Comment les collectivités autochtones dirigent-elles ces travaux et centrent-elles les connaissances autochtones?
Les connaissances écologiques traditionnelles se transmettent de génération en génération et se concentrent sur l’interaction des êtres vivants, y compris les humains, avec leur environnement. L’union de ces connaissances vitales et des techniques et technologies génomiques nous aident à tracer la voie vers la guérison de la terre et des eaux pour les générations futures.
Comment la recherche et l’innovation canadiennes peuvent-elles mieux répondre aux besoins des collectivités autochtones?
On a tendance à penser qu’il n’y a pas de mal à caser des connaissances autochtones dans un programme qui existe déjà et à intégrer les connaissances autochtones traditionnelles dans des plans existants. Ce ne sera cependant pas efficace ni pertinent. Si l’on veut améliorer les répercussions des innovations de la génomique sur les collectivités autochtones, il faut convenablement inclure les connaissances autochtones traditionnelles dès le début. En voici un exemple simple : si quelqu’un vient dans la collectivité avec de la pâte à pain et dit « cuisinons », la personne veut en fait dire « faisons du pain ». Mais qu’en est-il si la collectivité veut cuire des petits gâteaux? Il faudra aller faire des courses et il vaudrait mieux emmener des membres de la collectivité avec vous pour vous assurer d’avoir les bons ingrédients avant de commencer à cuisiner.
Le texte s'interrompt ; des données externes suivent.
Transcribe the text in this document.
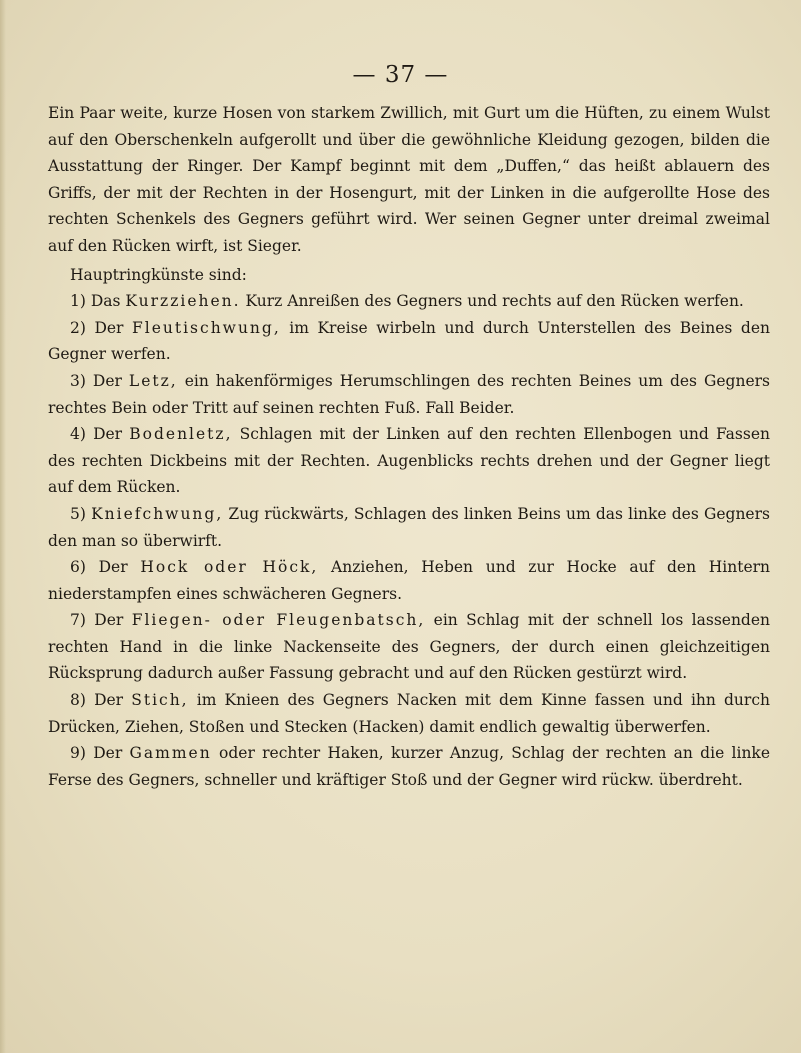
— 37 —

Ein Paar weite, kurze Hosen von starkem Zwillich, mit Gurt um die Hüften, zu einem Wulst auf den Oberschenkeln aufgerollt und über die gewöhnliche Kleidung gezogen, bilden die Ausstattung der Ringer. Der Kampf beginnt mit dem „Duffen,“ das heißt ablauern des Griffs, der mit der Rechten in der Hosengurt, mit der Linken in die aufgerollte Hose des rechten Schenkels des Gegners geführt wird. Wer seinen Gegner unter dreimal zweimal auf den Rücken wirft, ist Sieger.

Hauptringkünste sind:

1) Das Kurzziehen. Kurz Anreißen des Gegners und rechts auf den Rücken werfen.

2) Der Fleutischwung, im Kreise wirbeln und durch Unterstellen des Beines den Gegner werfen.

3) Der Letz, ein hakenförmiges Herumschlingen des rechten Beines um des Gegners rechtes Bein oder Tritt auf seinen rechten Fuß. Fall Beider.

4) Der Bodenletz, Schlagen mit der Linken auf den rechten Ellenbogen und Fassen des rechten Dickbeins mit der Rechten. Augenblicks rechts drehen und der Gegner liegt auf dem Rücken.

5) Kniefchwung, Zug rückwärts, Schlagen des linken Beins um das linke des Gegners den man so überwirft.

6) Der Hock oder Höck, Anziehen, Heben und zur Hocke auf den Hintern niederstampfen eines schwächeren Gegners.

7) Der Fliegen- oder Fleugenbatsch, ein Schlag mit der schnell los lassenden rechten Hand in die linke Nackenseite des Gegners, der durch einen gleichzeitigen Rücksprung dadurch außer Fassung gebracht und auf den Rücken gestürzt wird.

8) Der Stich, im Knieen des Gegners Nacken mit dem Kinne fassen und ihn durch Drücken, Ziehen, Stoßen und Stecken (Hacken) damit endlich gewaltig überwerfen.

9) Der Gammen oder rechter Haken, kurzer Anzug, Schlag der rechten an die linke Ferse des Gegners, schneller und kräftiger Stoß und der Gegner wird rückw. überdreht.
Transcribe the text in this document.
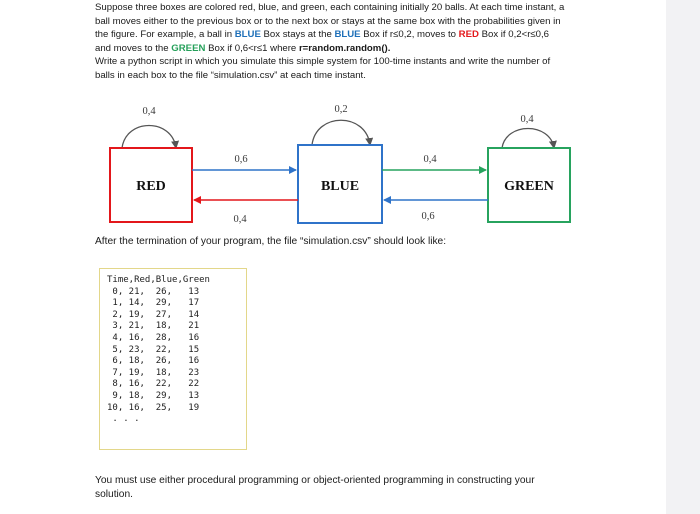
Suppose three boxes are colored red, blue, and green, each containing initially 20 balls. At each time instant, a ball moves either to the previous box or to the next box or stays at the same box with the probabilities given in the figure. For example, a ball in BLUE Box stays at the BLUE Box if r≤0,2, moves to RED Box if 0,2<r≤0,6 and moves to the GREEN Box if 0,6<r≤1 where r=random.random().
Write a python script in which you simulate this simple system for 100-time instants and write the number of balls in each box to the file “simulation.csv” at each time instant.

RED	BLUE	GREEN
0,4	0,2
0,4
0,6	0,4
0,4	0,6

After the termination of your program, the file “simulation.csv” should look like:

Time,Red,Blue,Green
0, 21,  26,   13
1, 14,  29,   17
2, 19,  27,   14
3, 21,  18,   21
4, 16,  28,   16
5, 23,  22,   15
6, 18,  26,   16
7, 19,  18,   23
8, 16,  22,   22
9, 18,  29,   13
10, 16,  25,   19
. . .

You must use either procedural programming or object-oriented programming in constructing your solution.
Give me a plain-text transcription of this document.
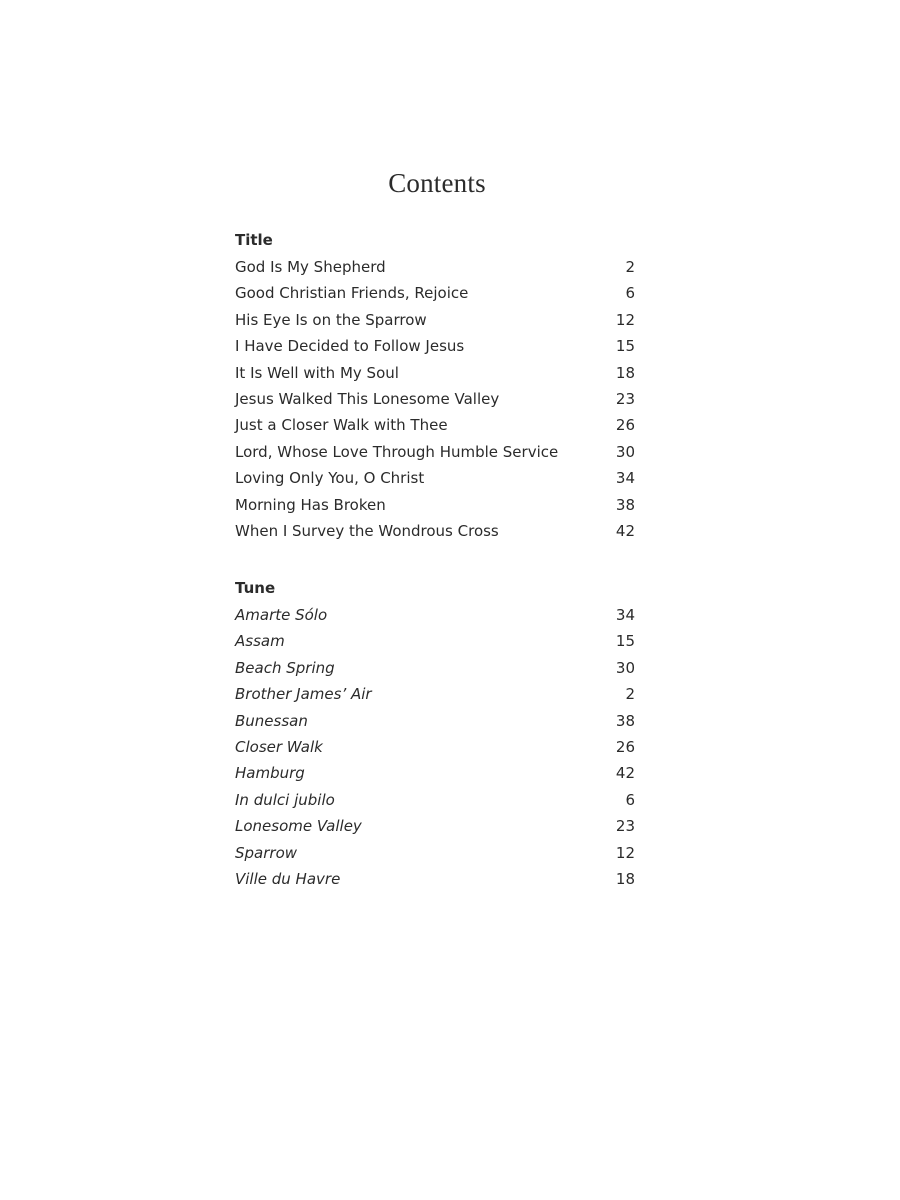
Contents
Title
God Is My Shepherd	2
Good Christian Friends, Rejoice	6
His Eye Is on the Sparrow	12
I Have Decided to Follow Jesus	15
It Is Well with My Soul	18
Jesus Walked This Lonesome Valley	23
Just a Closer Walk with Thee	26
Lord, Whose Love Through Humble Service	30
Loving Only You, O Christ	34
Morning Has Broken	38
When I Survey the Wondrous Cross	42
Tune
Amarte Sólo	34
Assam	15
Beach Spring	30
Brother James’ Air	2
Bunessan	38
Closer Walk	26
Hamburg	42
In dulci jubilo	6
Lonesome Valley	23
Sparrow	12
Ville du Havre	18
Quel type de programmes ou d’infrastructure garantira que les Autochtones profitent de la recherche menée au Canada?
Je parle beaucoup de renforcement des capacités dans mon travail. Nous avons besoin de financement durable d’année en année, de formation et de mentorat, en particulier pour les jeunes. Il faut aussi des consultations constructives, en bonne et due forme. Le processus décisionnel à l’échelle de l’établissement des programmes et des infrastructures doit toujours inclure les voix autochtones. Il nous faut aussi tenir compte des besoins particuliers de chaque collectivité pour que les politiques et les infrastructures puissent être conçues par elles et pour elles.
Quelles innovations génomiques émergentes sont susceptibles d’entraîner des retombées favorables pour les collectivités autochtones?
Nos applications actuelles d’échantillonnage de l’ADNe peuvent nous aider à faire valoir la protection de l’habitat, pas seulement pour le poisson et la faune, mais aussi pour les végétaux. La génomique nous fournit des données qui appuient la protection et la réhabilitation, ce qui peut nous aider à rétablir des populations de végétaux et d’animaux importantes sur le double plan culturel et écologique. À l’échelle locale, la génomique peut nous aider à préserver les aliments et les médicaments dont dépendent nos collectivités.